Agence France-Presse – 11 July, 2008

OPEC yesterday cut its long-term estimate for world oil demand, saying
consumption by 2030 would be 3.7 percent lower than previously forecast as
soaring prices drive efforts to save energy. Oil prices hit record highs of
just below $ 147 last week and have more than doubled in the past year,
driving efforts to improve energy efficiency and seek alternative sources of

In its annual World Oil Outlook, released yesterday, OPEC forecast that
world oil demand would amount to 113.3 million barrels per day (b/d) in
2030, rather than the 117.6m b/d predicted a year ago. The lower forecast
“reflects greater efficiency improvements due in part to the higher oil
price assumption,” OPEC said.

For the current year, the Organization of Petroleum Exporting Countries put
world oil demand at 86.9m b/d. Its members pump about 40 percent of world
crude. Since last year, oil prices have more than doubled, OPEC calculated,
with the cartel’s own reference basket price soaring from 71 dollars in
mid-2007 to more than $ 130 in June 2008.

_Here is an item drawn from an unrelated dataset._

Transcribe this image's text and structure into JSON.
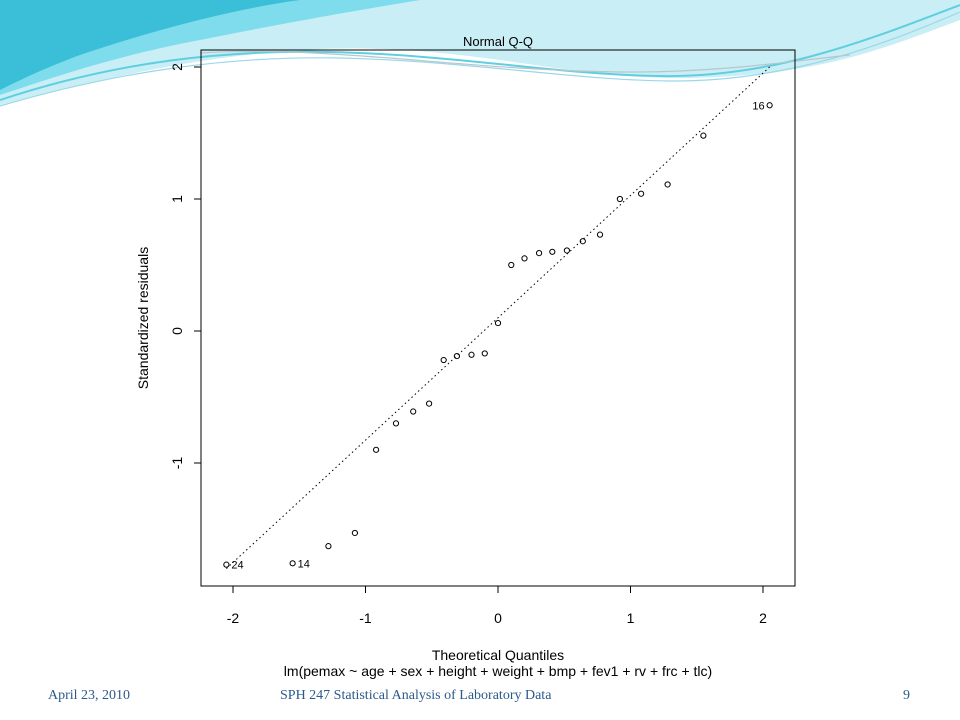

Asked at a news conference what OPEC could do to stabilise or bring down
prices, secretary general Abdalla Salem El-Badri insisted that increasing
output, as repeatedly demanded by consumer countries, would not solve the
problem. “There is nothing wrong with supply and demand,” he said. “We don’t
see any shortage. There is no reason for prices to go up … There is plenty
of oil in the market and in the stocks. There is no need … even for the
price to be at $ 135 per barrel.”

El Badri saw other factors-the weakening dollar, geopolitical problems in
the Middle East, speculation and refinery bottlenecks – as the key. “These
are what’s causing the high oil prices,” he said, refusing to say whether
OPEC was considering an output hike at its next meeting in September to help
calm prices. “September is a long time away and we will decide at that
meeting,” he said.

El Badri also said OPEC would not be able to replace Iran’s oil production
if supplies were halted in case of a war with Israel or the United States.
“If something were to happen it is impossible to replace the production of
Iran,” he said. Iran is OPEC’s second-largest oil producer with an output of
about 4.0 million barrels per day. “We have no plans for wars,” El Badri
said. “We have plans for national disaster or something like that but for a
country to attack another country, we don’t have this kind of policy.”

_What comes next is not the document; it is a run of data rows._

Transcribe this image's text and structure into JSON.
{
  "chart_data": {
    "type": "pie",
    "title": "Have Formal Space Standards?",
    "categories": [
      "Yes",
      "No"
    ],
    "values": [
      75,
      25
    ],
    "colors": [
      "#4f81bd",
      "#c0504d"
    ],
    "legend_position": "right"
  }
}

According to OPEC’s annual World Oil Outlook, developing countries will
account for most of the anticipated rise in demand. Even so, “by 2030, they
will consume, on average, approximately five times less oil per person
compared with OECD (Organisation for Economic Cooperation and Development)
countries,” OPEC said, referring to the most industrialised, rich nations.

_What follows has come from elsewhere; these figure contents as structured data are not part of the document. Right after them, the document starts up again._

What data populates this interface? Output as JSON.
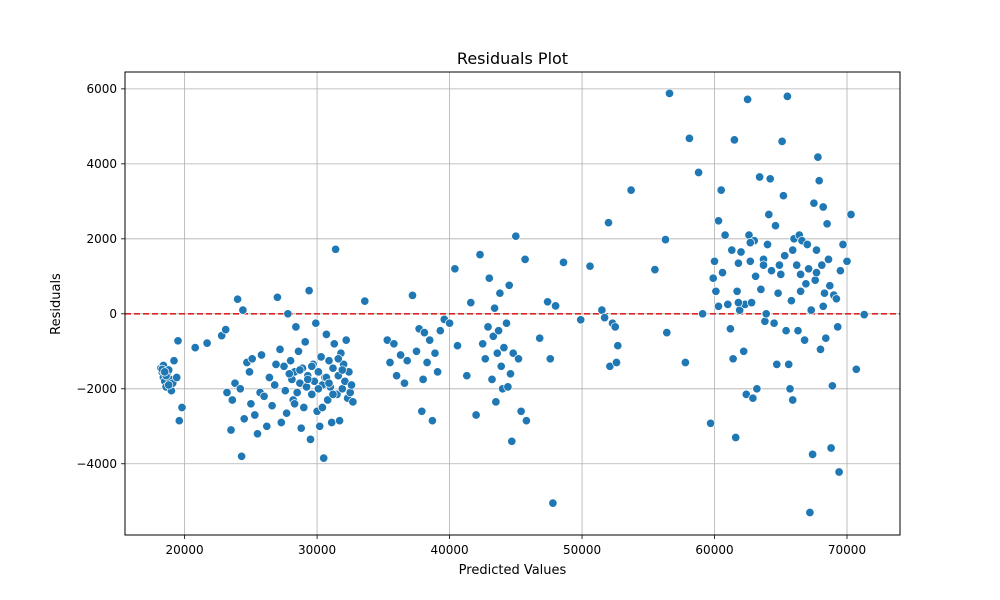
{
  "chart_data": {
    "type": "scatter",
    "title": "Residuals Plot",
    "xlabel": "Predicted Values",
    "ylabel": "Residuals",
    "xlim": [
      15500,
      74000
    ],
    "ylim": [
      -5900,
      6450
    ],
    "x_ticks": [
      20000,
      30000,
      40000,
      50000,
      60000,
      70000
    ],
    "y_ticks": [
      -4000,
      -2000,
      0,
      2000,
      4000,
      6000
    ],
    "x_tick_labels": [
      "20000",
      "30000",
      "40000",
      "50000",
      "60000",
      "70000"
    ],
    "y_tick_labels": [
      "−4000",
      "−2000",
      "0",
      "2000",
      "4000",
      "6000"
    ],
    "grid": true,
    "reference_line": {
      "y": 0,
      "color": "#d62728",
      "style": "dashed"
    },
    "marker_color": "#1f77b4",
    "series": [
      {
        "points": [
          [
            18200,
            -1450
          ],
          [
            18300,
            -1550
          ],
          [
            18400,
            -1700
          ],
          [
            18500,
            -1800
          ],
          [
            18400,
            -1380
          ],
          [
            18600,
            -1950
          ],
          [
            18700,
            -1600
          ],
          [
            18800,
            -1500
          ],
          [
            18900,
            -1750
          ],
          [
            19000,
            -2050
          ],
          [
            18600,
            -1650
          ],
          [
            18300,
            -1480
          ],
          [
            19100,
            -1850
          ],
          [
            19200,
            -1250
          ],
          [
            19400,
            -1700
          ],
          [
            19500,
            -720
          ],
          [
            19600,
            -2850
          ],
          [
            19800,
            -2500
          ],
          [
            18500,
            -1550
          ],
          [
            18800,
            -1900
          ],
          [
            20800,
            -900
          ],
          [
            21700,
            -780
          ],
          [
            22800,
            -580
          ],
          [
            23100,
            -420
          ],
          [
            23200,
            -2100
          ],
          [
            23500,
            -3100
          ],
          [
            23600,
            -2300
          ],
          [
            23800,
            -1850
          ],
          [
            24000,
            390
          ],
          [
            24200,
            -2000
          ],
          [
            24300,
            -3800
          ],
          [
            24400,
            100
          ],
          [
            24500,
            -2800
          ],
          [
            24700,
            -1300
          ],
          [
            24900,
            -1550
          ],
          [
            25000,
            -2400
          ],
          [
            25100,
            -1200
          ],
          [
            25300,
            -2700
          ],
          [
            25500,
            -3200
          ],
          [
            25700,
            -2100
          ],
          [
            25800,
            -1100
          ],
          [
            26000,
            -2200
          ],
          [
            26200,
            -3000
          ],
          [
            26400,
            -1700
          ],
          [
            26600,
            -2450
          ],
          [
            26800,
            -1900
          ],
          [
            27000,
            440
          ],
          [
            27200,
            -950
          ],
          [
            27300,
            -2900
          ],
          [
            27500,
            -1400
          ],
          [
            27700,
            -2650
          ],
          [
            27800,
            0
          ],
          [
            28000,
            -1250
          ],
          [
            28100,
            -1750
          ],
          [
            28200,
            -2300
          ],
          [
            28300,
            -1550
          ],
          [
            28400,
            -350
          ],
          [
            28500,
            -2100
          ],
          [
            28600,
            -1000
          ],
          [
            28700,
            -1850
          ],
          [
            28800,
            -3050
          ],
          [
            28900,
            -1450
          ],
          [
            29000,
            -2500
          ],
          [
            29100,
            -750
          ],
          [
            29200,
            -1950
          ],
          [
            29300,
            -1650
          ],
          [
            29400,
            620
          ],
          [
            29500,
            -3350
          ],
          [
            29600,
            -2150
          ],
          [
            29700,
            -1350
          ],
          [
            29800,
            -1800
          ],
          [
            29900,
            -250
          ],
          [
            30000,
            -2600
          ],
          [
            30100,
            -1550
          ],
          [
            30200,
            -3000
          ],
          [
            30300,
            -1150
          ],
          [
            30400,
            -1900
          ],
          [
            30500,
            -3850
          ],
          [
            30600,
            -1700
          ],
          [
            30700,
            -550
          ],
          [
            30800,
            -2300
          ],
          [
            30900,
            -1250
          ],
          [
            31000,
            -1950
          ],
          [
            31100,
            -2900
          ],
          [
            31200,
            -1450
          ],
          [
            31300,
            -800
          ],
          [
            31400,
            1720
          ],
          [
            31500,
            -2150
          ],
          [
            31600,
            -1650
          ],
          [
            31700,
            -2850
          ],
          [
            31800,
            -1050
          ],
          [
            31900,
            -2000
          ],
          [
            32000,
            -1350
          ],
          [
            32100,
            -1800
          ],
          [
            32200,
            -700
          ],
          [
            32300,
            -2250
          ],
          [
            32400,
            -1550
          ],
          [
            32500,
            -2100
          ],
          [
            32600,
            -1900
          ],
          [
            32700,
            -2350
          ],
          [
            27900,
            -1600
          ],
          [
            28700,
            -1500
          ],
          [
            29300,
            -1750
          ],
          [
            30100,
            -2000
          ],
          [
            30700,
            -1700
          ],
          [
            31200,
            -2150
          ],
          [
            31900,
            -1500
          ],
          [
            28300,
            -2400
          ],
          [
            29600,
            -1400
          ],
          [
            30900,
            -1850
          ],
          [
            27600,
            -2050
          ],
          [
            26900,
            -1350
          ],
          [
            31600,
            -1200
          ],
          [
            30400,
            -2500
          ],
          [
            33600,
            340
          ],
          [
            35300,
            -700
          ],
          [
            35500,
            -1300
          ],
          [
            35800,
            -800
          ],
          [
            36000,
            -1650
          ],
          [
            36300,
            -1100
          ],
          [
            36600,
            -1850
          ],
          [
            36800,
            -1250
          ],
          [
            37200,
            490
          ],
          [
            37500,
            -1000
          ],
          [
            37700,
            -400
          ],
          [
            37900,
            -2600
          ],
          [
            38000,
            -1750
          ],
          [
            38100,
            -500
          ],
          [
            38300,
            -1300
          ],
          [
            38500,
            -700
          ],
          [
            38700,
            -2850
          ],
          [
            38900,
            -1050
          ],
          [
            39100,
            -1550
          ],
          [
            39300,
            -450
          ],
          [
            39600,
            -150
          ],
          [
            40000,
            -250
          ],
          [
            40400,
            1200
          ],
          [
            40600,
            -850
          ],
          [
            41300,
            -1650
          ],
          [
            41600,
            300
          ],
          [
            42000,
            -2700
          ],
          [
            42300,
            1580
          ],
          [
            42500,
            -800
          ],
          [
            42700,
            -1200
          ],
          [
            42900,
            -350
          ],
          [
            43000,
            950
          ],
          [
            43200,
            -1750
          ],
          [
            43300,
            -600
          ],
          [
            43400,
            150
          ],
          [
            43500,
            -2350
          ],
          [
            43600,
            -1050
          ],
          [
            43700,
            -450
          ],
          [
            43800,
            550
          ],
          [
            43900,
            -1400
          ],
          [
            44000,
            -2000
          ],
          [
            44100,
            -900
          ],
          [
            44300,
            -250
          ],
          [
            44400,
            -1950
          ],
          [
            44500,
            760
          ],
          [
            44600,
            -1600
          ],
          [
            44700,
            -3400
          ],
          [
            44800,
            -1050
          ],
          [
            45000,
            2070
          ],
          [
            45200,
            -1200
          ],
          [
            45400,
            -2600
          ],
          [
            45700,
            1450
          ],
          [
            45800,
            -2850
          ],
          [
            46800,
            -650
          ],
          [
            47400,
            320
          ],
          [
            47600,
            -1200
          ],
          [
            47800,
            -5050
          ],
          [
            48000,
            210
          ],
          [
            48600,
            1370
          ],
          [
            49900,
            -160
          ],
          [
            50600,
            1270
          ],
          [
            51500,
            100
          ],
          [
            51700,
            -100
          ],
          [
            52000,
            2430
          ],
          [
            52100,
            -1400
          ],
          [
            52300,
            -250
          ],
          [
            52500,
            -350
          ],
          [
            52600,
            -1300
          ],
          [
            52700,
            -850
          ],
          [
            53700,
            3300
          ],
          [
            55500,
            1180
          ],
          [
            56300,
            1980
          ],
          [
            56400,
            -500
          ],
          [
            56600,
            5880
          ],
          [
            57800,
            -1300
          ],
          [
            58100,
            4680
          ],
          [
            58800,
            3770
          ],
          [
            59100,
            0
          ],
          [
            59700,
            -2920
          ],
          [
            59900,
            950
          ],
          [
            60000,
            1400
          ],
          [
            60100,
            600
          ],
          [
            60300,
            2480
          ],
          [
            60500,
            3300
          ],
          [
            60600,
            1100
          ],
          [
            60800,
            2100
          ],
          [
            61000,
            250
          ],
          [
            61200,
            -400
          ],
          [
            61300,
            1700
          ],
          [
            61400,
            -1200
          ],
          [
            61500,
            4640
          ],
          [
            61600,
            -3300
          ],
          [
            61700,
            600
          ],
          [
            61800,
            1350
          ],
          [
            61900,
            100
          ],
          [
            62000,
            1650
          ],
          [
            62200,
            -1000
          ],
          [
            62300,
            250
          ],
          [
            62400,
            -2150
          ],
          [
            62500,
            5720
          ],
          [
            62600,
            2100
          ],
          [
            62700,
            1400
          ],
          [
            62800,
            300
          ],
          [
            62900,
            -2250
          ],
          [
            63000,
            1950
          ],
          [
            63100,
            1000
          ],
          [
            63200,
            -2000
          ],
          [
            63400,
            3650
          ],
          [
            63500,
            650
          ],
          [
            63700,
            1450
          ],
          [
            63800,
            -200
          ],
          [
            63900,
            0
          ],
          [
            64100,
            2650
          ],
          [
            64200,
            3600
          ],
          [
            64300,
            1150
          ],
          [
            64500,
            -250
          ],
          [
            64600,
            2350
          ],
          [
            64700,
            -1350
          ],
          [
            64800,
            550
          ],
          [
            65000,
            1050
          ],
          [
            65100,
            4600
          ],
          [
            65200,
            3150
          ],
          [
            65300,
            1550
          ],
          [
            65400,
            -450
          ],
          [
            65500,
            5800
          ],
          [
            65600,
            -1350
          ],
          [
            65700,
            -2000
          ],
          [
            65800,
            350
          ],
          [
            65900,
            -2300
          ],
          [
            66000,
            2000
          ],
          [
            66200,
            1300
          ],
          [
            66300,
            -450
          ],
          [
            66400,
            2100
          ],
          [
            66500,
            1050
          ],
          [
            66600,
            1950
          ],
          [
            66800,
            -700
          ],
          [
            66900,
            800
          ],
          [
            67000,
            1850
          ],
          [
            67100,
            1200
          ],
          [
            67200,
            -5300
          ],
          [
            67300,
            100
          ],
          [
            67400,
            -3750
          ],
          [
            67500,
            2950
          ],
          [
            67600,
            900
          ],
          [
            67700,
            1700
          ],
          [
            67800,
            4180
          ],
          [
            67900,
            3550
          ],
          [
            68000,
            -950
          ],
          [
            68100,
            1300
          ],
          [
            68200,
            2850
          ],
          [
            68300,
            550
          ],
          [
            68400,
            -650
          ],
          [
            68500,
            2400
          ],
          [
            68600,
            1450
          ],
          [
            68700,
            750
          ],
          [
            68800,
            -3580
          ],
          [
            68900,
            -1920
          ],
          [
            69000,
            500
          ],
          [
            69200,
            400
          ],
          [
            69300,
            -350
          ],
          [
            69400,
            -4220
          ],
          [
            69500,
            1150
          ],
          [
            69700,
            1850
          ],
          [
            70000,
            1400
          ],
          [
            70300,
            2650
          ],
          [
            70700,
            -1480
          ],
          [
            71300,
            -20
          ],
          [
            62700,
            1900
          ],
          [
            64000,
            1850
          ],
          [
            65900,
            1700
          ],
          [
            67700,
            1100
          ],
          [
            66500,
            600
          ],
          [
            64900,
            1300
          ],
          [
            61800,
            300
          ],
          [
            63700,
            1300
          ],
          [
            68200,
            200
          ],
          [
            60300,
            200
          ]
        ]
      }
    ]
  }
}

The cartel insisted that there was no danger of the world’s oilfields
running dry. “Availability is not an issue,” the report said. “There is
enough oil to meet the world’s needs for the foreseeable future … What is
an issue is the deliverability of the required oil.” Investment in
exploration and production in excess of 2.15 trillion euros ($ 3.4 trillion)
would be needed while 615bn euros would have to be invested in refineries,
OPEC estimated.

Oil prices shot higher on the back of simmering geopolitical tensions about
key producer Iran and lingering worries over stretched global crude
supplies, traders said. New York’s main oil contract, light sweet crude for
August delivery, was up $ 1.53 to $ 137.58 per barrel. Brent North Sea oil
for August added $ 1.09 dollars to $ 137.67.